8. A thermometer as claimed in any one of the preceding claims wherein the temperature sensor is of the thermochromic type.

9. A thermometer as claimed in any one of claims 1 to 7 wherein the temperature sensor is of the closed-cell expansive material type.

10. A thermometer as claimed in any one of claims 1 to 7 wherein the temperature sensor comprises an electronic temperature sensor having leads for connection to electronic circuitry by means of which the temperature at the sensor can be read.

11. A thermometer as claimed in claim 8 wherein the thermometer comprises a sandwich structure of three layers: a bottom layer of thermally insulating material, an intermediate layer of thermochromic material and a top layer of transparent material and wherein, onto the top layer, is printed boxes and indicia to assist the user in the interpretation of the temperature reading presented by the appearance of the layer of thermochromic material.

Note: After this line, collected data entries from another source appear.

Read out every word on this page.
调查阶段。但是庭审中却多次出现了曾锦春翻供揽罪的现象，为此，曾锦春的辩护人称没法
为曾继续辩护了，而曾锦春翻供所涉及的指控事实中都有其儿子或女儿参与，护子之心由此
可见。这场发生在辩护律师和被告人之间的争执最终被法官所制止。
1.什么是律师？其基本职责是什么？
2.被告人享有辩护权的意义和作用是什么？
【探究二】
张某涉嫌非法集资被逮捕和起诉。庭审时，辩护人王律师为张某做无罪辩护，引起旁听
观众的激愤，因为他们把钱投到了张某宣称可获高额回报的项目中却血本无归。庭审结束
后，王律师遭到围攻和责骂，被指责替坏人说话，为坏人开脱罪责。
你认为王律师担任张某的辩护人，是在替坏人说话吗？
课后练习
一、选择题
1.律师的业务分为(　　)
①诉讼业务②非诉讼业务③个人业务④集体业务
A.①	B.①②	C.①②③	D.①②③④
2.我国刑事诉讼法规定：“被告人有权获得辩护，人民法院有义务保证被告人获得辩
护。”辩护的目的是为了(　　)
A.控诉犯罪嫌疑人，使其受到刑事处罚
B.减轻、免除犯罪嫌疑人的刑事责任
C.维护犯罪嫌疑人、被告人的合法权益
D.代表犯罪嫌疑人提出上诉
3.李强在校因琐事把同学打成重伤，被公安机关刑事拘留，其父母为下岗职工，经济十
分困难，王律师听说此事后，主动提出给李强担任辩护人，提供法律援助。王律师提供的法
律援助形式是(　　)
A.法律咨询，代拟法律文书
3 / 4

12. A thermometer as claimed in claim 10 further comprising a handle, and a stem for attaching said handle to the housing, and wherein said electronic circuitry is contained within the handle and powers a display located in a wall of the handle.

13. A thermometer as claimed in either one of claims 10 or 12 further including solar cells for powering the electronic circuitry.

14. A thermometer as claimed in^'claim 10 wherein the housing takes the form of a block of resilient material having a shape suitable to enable it to be easily retained in a body crevice, such as the axilla.

15. A thermometer as claimed in claim 14 wherein said block is substantially ovoid in shape.